Project Sipster Part 6 – Faster Sipster


Normally, testing fuel economy means filling your tank, driving somewhere really far away, filling your tank again, and dividing the number of miles you drove by the number of gallons you added. With the kind of fuel economy we’re already getting, we’d be back in Canada before we’ve run through two tankfulls. Instead we got a magic box called Scan Gauge II. It plugs into the diagnostic port, talks to the engine computer and calculates fuel economy as you drive. 

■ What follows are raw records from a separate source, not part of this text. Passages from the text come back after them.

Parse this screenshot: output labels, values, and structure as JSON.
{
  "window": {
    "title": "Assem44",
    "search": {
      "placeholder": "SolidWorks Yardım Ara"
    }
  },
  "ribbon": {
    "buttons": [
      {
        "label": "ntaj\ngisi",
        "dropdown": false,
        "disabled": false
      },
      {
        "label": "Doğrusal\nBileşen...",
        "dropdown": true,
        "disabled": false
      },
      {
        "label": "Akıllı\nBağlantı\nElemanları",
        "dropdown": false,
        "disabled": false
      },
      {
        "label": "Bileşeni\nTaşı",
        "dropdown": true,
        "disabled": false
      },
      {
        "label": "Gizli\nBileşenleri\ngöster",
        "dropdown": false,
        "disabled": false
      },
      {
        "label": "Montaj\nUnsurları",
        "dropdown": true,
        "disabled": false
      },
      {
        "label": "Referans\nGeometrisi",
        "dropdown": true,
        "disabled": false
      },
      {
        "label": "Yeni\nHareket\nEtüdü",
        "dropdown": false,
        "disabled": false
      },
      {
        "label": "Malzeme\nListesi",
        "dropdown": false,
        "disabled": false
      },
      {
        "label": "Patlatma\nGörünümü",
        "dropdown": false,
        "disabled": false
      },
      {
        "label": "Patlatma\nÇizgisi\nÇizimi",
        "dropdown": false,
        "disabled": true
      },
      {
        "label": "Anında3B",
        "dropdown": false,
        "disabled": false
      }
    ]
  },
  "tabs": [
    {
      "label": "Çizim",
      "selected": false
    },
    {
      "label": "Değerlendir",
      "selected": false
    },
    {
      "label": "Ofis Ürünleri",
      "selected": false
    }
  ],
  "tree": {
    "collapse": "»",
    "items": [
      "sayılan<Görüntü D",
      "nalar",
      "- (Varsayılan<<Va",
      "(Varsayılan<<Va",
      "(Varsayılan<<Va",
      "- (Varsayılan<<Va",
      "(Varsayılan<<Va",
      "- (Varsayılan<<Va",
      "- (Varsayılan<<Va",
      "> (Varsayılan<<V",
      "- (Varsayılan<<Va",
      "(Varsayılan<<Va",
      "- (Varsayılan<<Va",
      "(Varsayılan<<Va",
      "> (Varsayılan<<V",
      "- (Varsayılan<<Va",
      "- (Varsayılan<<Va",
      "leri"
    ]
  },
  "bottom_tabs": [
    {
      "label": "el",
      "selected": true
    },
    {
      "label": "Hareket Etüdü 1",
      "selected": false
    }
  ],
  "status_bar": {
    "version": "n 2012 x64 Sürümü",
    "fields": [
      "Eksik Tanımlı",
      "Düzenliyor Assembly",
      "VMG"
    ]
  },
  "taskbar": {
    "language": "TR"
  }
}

When you do the road trip thing, your fuel economy represents an average of all the boring crap you did while you burned those 10 gallons of fuel. Instantaneous fuel economy, on the other hand, only tells you about the boring crap you’re doing right this second. If you happen to be accelerating, you might be getting 8 mpg. If you’re cruising downhill behind a truck, you might be getting 120 mpg. 
If we want to see what kind of difference the Diesel Inside tune made, we need to eliminate every other driving variable and test the car in exactly the same instantaneous condition both with and without the new tune. That means no accelerating, no following trucks, no hills, no headwinds, etc.,

To eliminate wind and trucks, we wait until late at night. To eliminate acceleration and hills, we find a 2-mile stretch of flat public road bisecting the Seal Beach Naval Weapons Station. And in the name of science, we drive back and forth across this flat, dark, boring stretch with the cruise control set on precisely 60.3 mph, 3 times in each direction, and then calculate our average fuel economy from the six runs. 
After a night of stalking the weapons depot, the entire Top Gear staff is now on the terrorist watchlist, but our sacrifice revealed a number almost as shocking as the dyno results. The same tune that just got us 22 hp and 72 lb-ft of torque also gained us 5.1 mpg. If the rest of the tuning adventure goes this well, we’ll be done tomorrow.
Just a tip for those of you new to the concept of reading: The point in any story where the author states “if all goes well” is precisely the point at which any story, regardless of subject, takes a dramatic turn for the worse. Observe:

Project Sipster MD Automotive

This seems like the place where we’d put a picture of the flashzilla box, or the RS232 port mysteriously hacked into our Rabbit’s dash, or a fuel map, or something like that. All those pictures have been misplaced. Instead, here’s me looking up instructions on how to change diesel injector nozzles. Nothing on a diesel works the way a gas engine guy thinks it should.

If you want a Diesel to make more power, you just have to squirt in more fuel. If you’ve never tuned an engine before, this is the most obvious thing in the world. But if you’re used to tuning gas engines, this is the most preposterously naive and wrong-headed thing we’ve said in at least two paragraphs. Diesels, it seems, are a bit different.
Malone says our current tune is giving us all the power we can make with the stock fuel injectors, so he sends us a bigger set. At least we think that’s what he says. After 2 hours turning wrenches, we’re giddily expecting another 15 hp. Instead we get exactly the same power, but we’ve lost 40 lb-ft of torque. Worse, there’s black smoke belching out the tailpipe and the horrible noises coming from under the hood sound slightly different from the horrible noises we’ve grown used to.

Project Sipster MD Automotive

Some poor Canadian insect dodged every bar on the grille and managed to snake past the radiator at 80 mph only to splat into the engine and fall down an injector hole to get crispy fried for the next 2,000 miles. Sucks to be a bug.